Sunday, June 27, 2021

Dear Mayor de Blasio--You Can't Put 5,000 Humans in a Violin Case

DOE agreed with UFT that it had to do something about extremely overcrowded high schools.  This notwithstanding, While I am, as usual, impressed by the valuable lip service they're seen fit to pay us, I'm not at all persuaded they'll take the next step.

If we were Jeff Bezos, the richest man in the world, ostensibly progressive Bill de Blasio would call in every chit, and do everything possible to move heaven and earth to make sure we got huge premium space and a frigging heliport. Alas, we aren't.

To the left you see my dog Toby sitting where a violin should go. Now I didn't put him there, and I wouldn't put him there. He doesn't belong there, but I thought he looked cute so I snapped a photo. He's actually quite lucky I'm not from Bill de Blasio's DOE.

If I were from the DOE, I'd work tirelessly to close that case with him inside of it. I know this because I've spent the last few decades working in a school that's at over 200% capacity, and the DOE is fine with that. 

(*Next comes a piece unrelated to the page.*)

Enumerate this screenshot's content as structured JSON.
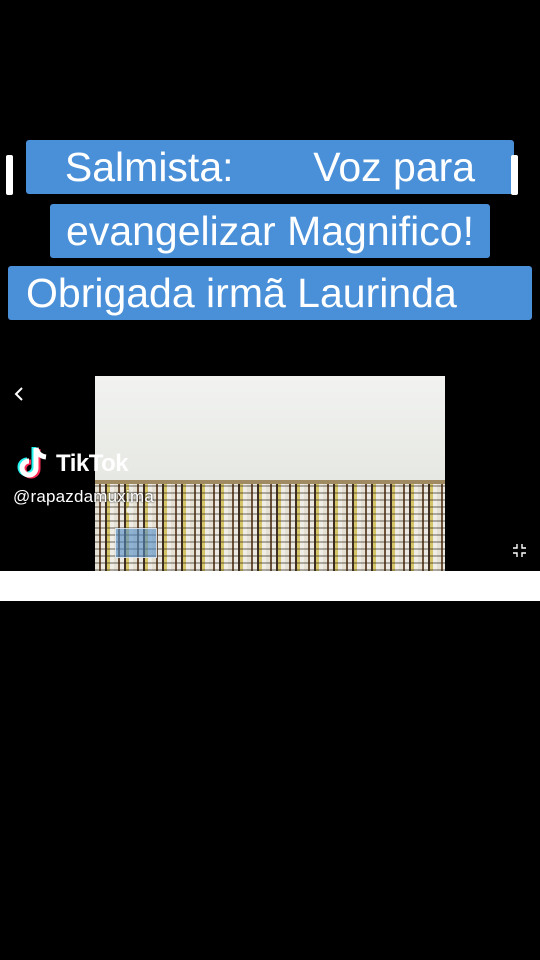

Believe it or not, reps from our school, along with reps from UFT and CSA, were able to go to Bloomberg's DOE, right in the belly of the beast at Tweed, and negotiate a way to lower enrollment. We would actually check whether enrolling students lived in the district. We gave up a few dozen selected students in certain programs and recruited them from zoned students instead. I don't remember what else was in that agreement because we made it about 12 years ago.

I know that when de Blasio came in the entire agreement disappeared. They started shoveling students in like pieces of coal in a hundred-year-old DOE furnace. Do you really live in the district? Who cares? We take everyone, no questions asked. There are absolutely no limits to the incredible accommodations at our school. It's not really clean or anything, because every time a custodial employee leaves we don't bother with replacements, and who cares about stuff like that anyway?

Now we've faced a pandemic, and we know well what can happen. I have a colleague thirty years younger than I am who spent weeks in a hospital fighting COVID. I have multiple colleagues who've lost parents, and who will spend the rest of their lives wondering whether they brought COVID home from work. It's not their fault, and you can tell them that. However, people who've been through experiences like that almost never find ways to really believe it.

But that's no skin off of Bill de Blasio's apple. He's got tons of money, and that's why we didn't see an early retirement incentive. (Frankly, I'd have taken it because I can't resist a bargain.  I'm going to get back at him for not following through by sticking around and being even more pissed off than I was last year.) This notwithstanding, there's no money to, you know, buy a frigging building and accommodate our kids. We aren't Jeff Bezos. 

Over the years, nearby properties have been available. A large office building that used to house a local paper was sold to St. John's, which curiously put classrooms there, because they needed space. And two hotels were built right across the street from us, so I guess you could rent a room and enroll in our school. The DOE, in its favor, is building an annex behind our building. Of course, once they bulldoze the moldy, decrepit trailers and reconvert the airless, windowless rooms back into closets we'll net only a half a dozen additional classrooms. 

It's remarkable that an alleged progressive can treat children and working people like that. Imagine how sometimes-Republican, sometimes Democrat Eric Adams, having taken millions of dollars from people who want to privatize education, will treat overcrowded schools. 

On the bright side, it would take a lot of effort for him to do any worse than de Blasio.